Fuzzy Synchronization Likelihood Graph in Deep Neural Networks for Human Motion Time Series Analysis.

Abstract

Variable interactivity is crucial in biological multivariate time series analysis. This research suggests using graph structures to represent such interactions for more explainable decision-making processes. However, measuring the variable interaction in a graph is an open problem with no unique solution. Existing graph construction methods are either computationally costly, require extensive training, or disregard the inherent data nonlinearities and nonstationarity. We propose using the Fuzzy Synchronization Likelihood (FSL) criterion to address these challenges in constructing a graph and examining the qualitative similarity and dependency among variables. We propose applying this strategy to automated rehabilitation exercise evaluations based on human joint motion data. This multivariate time series application benefits from FSL-constructed graphs by offering further insight into the kinematics of joint interactions. Finally, we extend the convolutional layer in the Deep Mixture Density Neural Network (DMDN) to process the FSL-constructed graph, extracting practical information regarding task-based variable dependencies.

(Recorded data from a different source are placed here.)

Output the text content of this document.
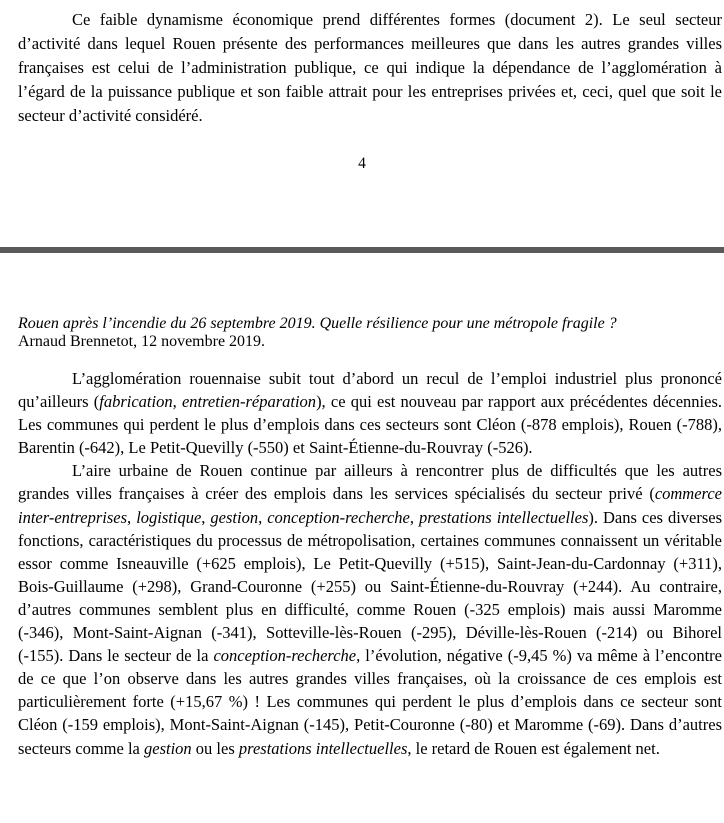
Ce faible dynamisme économique prend différentes formes (document 2). Le seul secteur d’activité dans lequel Rouen présente des performances meilleures que dans les autres grandes villes françaises est celui de l’administration publique, ce qui indique la dépendance de l’agglomération à l’égard de la puissance publique et son faible attrait pour les entreprises privées et, ceci, quel que soit le secteur d’activité considéré.

4

Rouen après l’incendie du 26 septembre 2019. Quelle résilience pour une métropole fragile ?

Arnaud Brennetot, 12 novembre 2019.

L’agglomération rouennaise subit tout d’abord un recul de l’emploi industriel plus prononcé qu’ailleurs (fabrication, entretien-réparation), ce qui est nouveau par rapport aux précédentes décennies. Les communes qui perdent le plus d’emplois dans ces secteurs sont Cléon (-878 emplois), Rouen (-788), Barentin (-642), Le Petit-Quevilly (-550) et Saint-Étienne-du-Rouvray (-526).

L’aire urbaine de Rouen continue par ailleurs à rencontrer plus de difficultés que les autres grandes villes françaises à créer des emplois dans les services spécialisés du secteur privé (commerce inter-entreprises, logistique, gestion, conception-recherche, prestations intellectuelles). Dans ces diverses fonctions, caractéristiques du processus de métropolisation, certaines communes connaissent un véritable essor comme Isneauville (+625 emplois), Le Petit-Quevilly (+515), Saint-Jean-du-Cardonnay (+311), Bois-Guillaume (+298), Grand-Couronne (+255) ou Saint-Étienne-du-Rouvray (+244). Au contraire, d’autres communes semblent plus en difficulté, comme Rouen (-325 emplois) mais aussi Maromme (-346), Mont-Saint-Aignan (-341), Sotteville-lès-Rouen (-295), Déville-lès-Rouen (-214) ou Bihorel (-155). Dans le secteur de la conception-recherche, l’évolution, négative (-9,45 %) va même à l’encontre de ce que l’on observe dans les autres grandes villes françaises, où la croissance de ces emplois est particulièrement forte (+15,67 %) ! Les communes qui perdent le plus d’emplois dans ce secteur sont Cléon (-159 emplois), Mont-Saint-Aignan (-145), Petit-Couronne (-80) et Maromme (-69). Dans d’autres secteurs comme la gestion ou les prestations intellectuelles, le retard de Rouen est également net.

An ablation study shows that the proposed FSL Graph-based Deep Neural Network (FSLGDN) outperforms its competitive approaches that use linear correlations and human anatomy for graph construction. Results also indicate that task-based consideration of joint motion data interactions is more beneficial than anatomy. Furthermore, the inherent nonstationarity of motion data leads to the extraction of more information than its linear correlation counterpart. Finally, while the proposed approach ranks competitively with a DMDN, the proposed approach's graph construction and representation of feature dependencies are more intuitive, leading to more explainable decision-making processes.